Die Getreidekörner 2 Tage ankeimen. Mit dem Wasser im Handrührer (oder mit dem Pürierstab) zerkleinern, absieben. Der Saft kann auf der Stelle getrunken werden.
Die knetfaehige Teigmasse mit dem Buchweizenmehl vermengen, nach Belieben würzen mit den o. G. Gewürzen. eine halbe Stunde ausquellen, den Leinsamen unterziehen.
Den Teig auf einem mit Olivenöl bestrichenen Blech zu 2 Fladen ausstreichen. Im aufgeheizten Herd bei 50 °C in etwa 10 Stunden backen.

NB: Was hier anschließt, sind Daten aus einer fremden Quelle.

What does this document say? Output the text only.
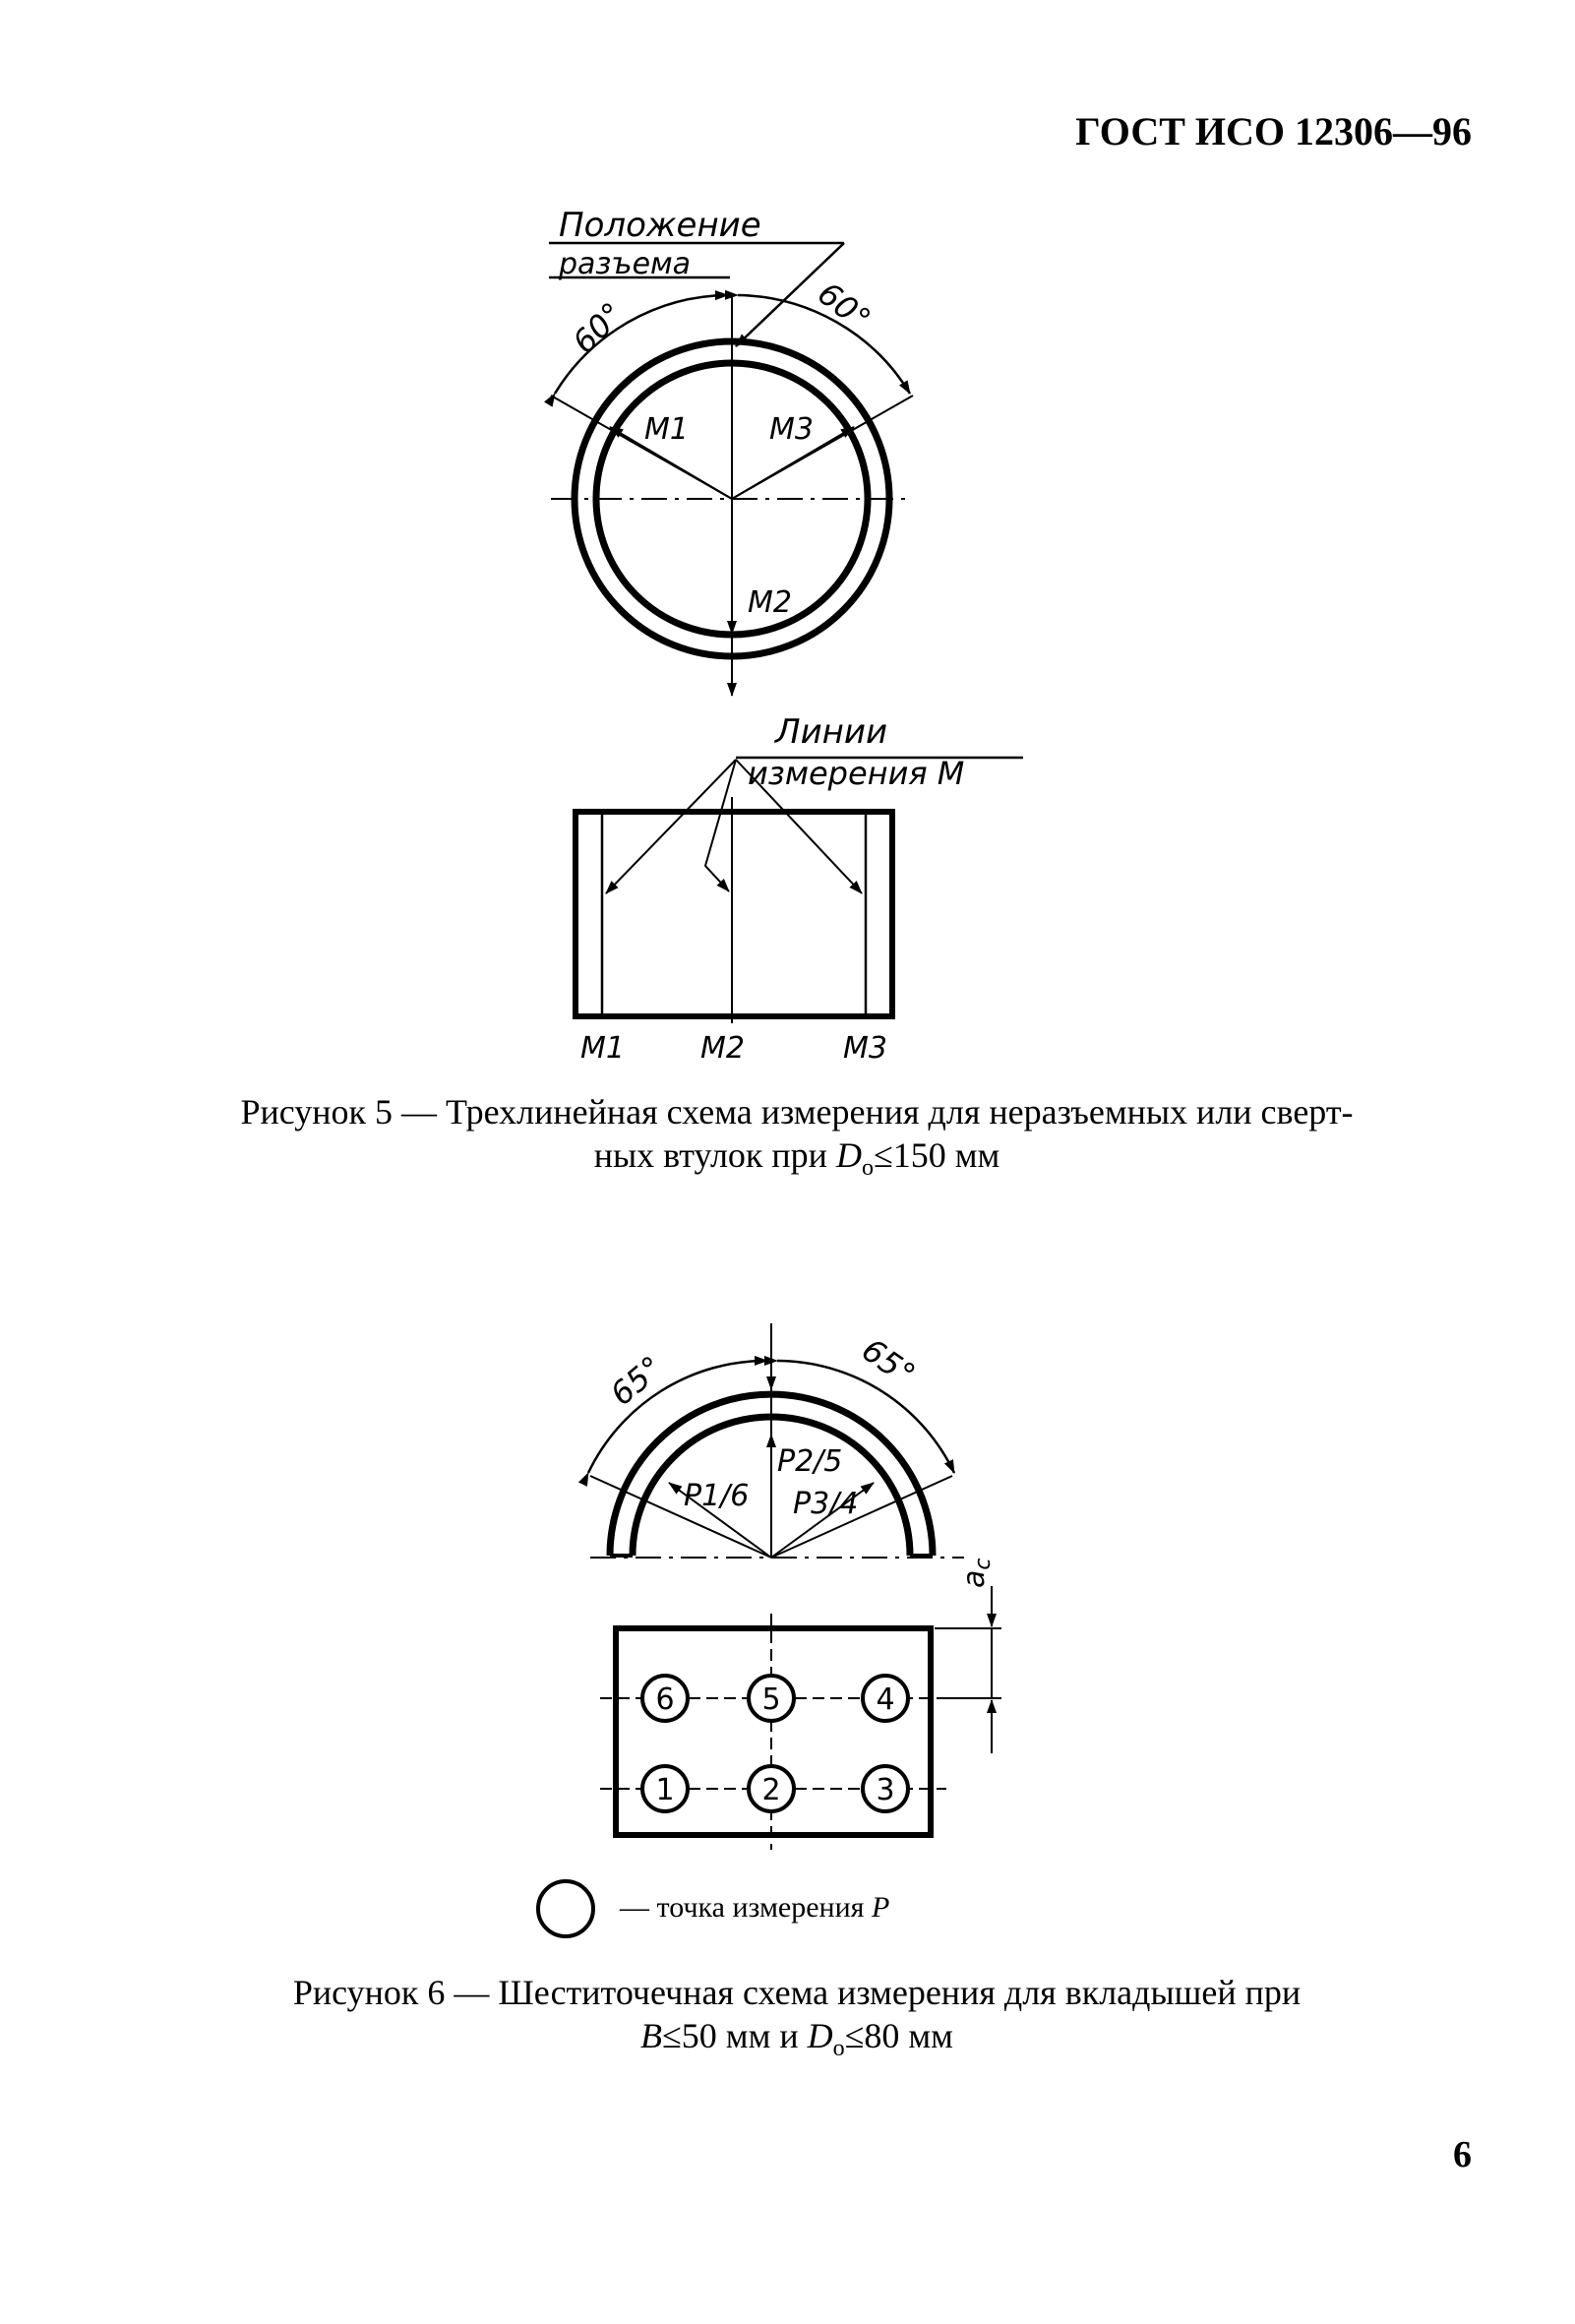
ГОСТ ИСО 12306—96
Положение
разъема
60°	60°
M1	M3
M2
Линии
измерения M
M1	M2	M3
Рисунок 5 — Трехлинейная схема измерения для неразъемных или сверт-
ных втулок при $D_o\le 150$ мм
65°	65°
P1/6
P2/5
P3/4
$a_c$
6	5	4
1	2	3
— точка измерения P
Рисунок 6 — Шеститочечная схема измерения для вкладышей при
B≤50 мм и $D_o\le 80$ мм
6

Das Brot hält zirka eine Woche.
Wenn man das Brot im Freien unter der Sonne backt, dann bitte unter einer Glasscheibe. Da funktioniert das Ganze so:
Weizen- oder Dinkel- Körner gut anfeuchten und in die Sonne stellen. Bald beginnen die Keime zu sprießen. Kurz danach nimmt man die Körner und zerquetscht sie zu einem Brei. Daraus formt man dünne Waffeln, die man bei Sonnenaufgang auf einem dunklen Holzbrett o.Ä. in die Sonne legt.
Wenn die Sonne am höchsten steht wendet man alle Waffeln und lässt sie bis zum Abend weiterbacken, dann sind sie fertig und zum Verzehr bereit.
Übrigens habe ich gelesen, daß der Weizen der Essener unser heutiger Dinkel ist... Dinkel ist auch meines Wissens nach bekömmlicher und gesünder als Weizen.
Hier noch eine etwas abgewandelte Form:
Nach ca. 12 Stunden (bevor der Keim sich zeigt ) wird das Quellgut mit einer Flockenwalze zerquetscht. Vom runden Korn soll der Keim nur angeregt werden, dadurch erhält er mehr Vitamine und Enzyme.
Ein Teil des Mahlgutes wird bei warmer Temperatur nur kurze Zeit angesäuert. Dadurch bildet sich dann vorwiegend rechtsdrehende Milchsäure und keine Essigsäure. Das ist der Grund für den milden und nicht sauer ausgeprägten Geschmack dieses Brotes.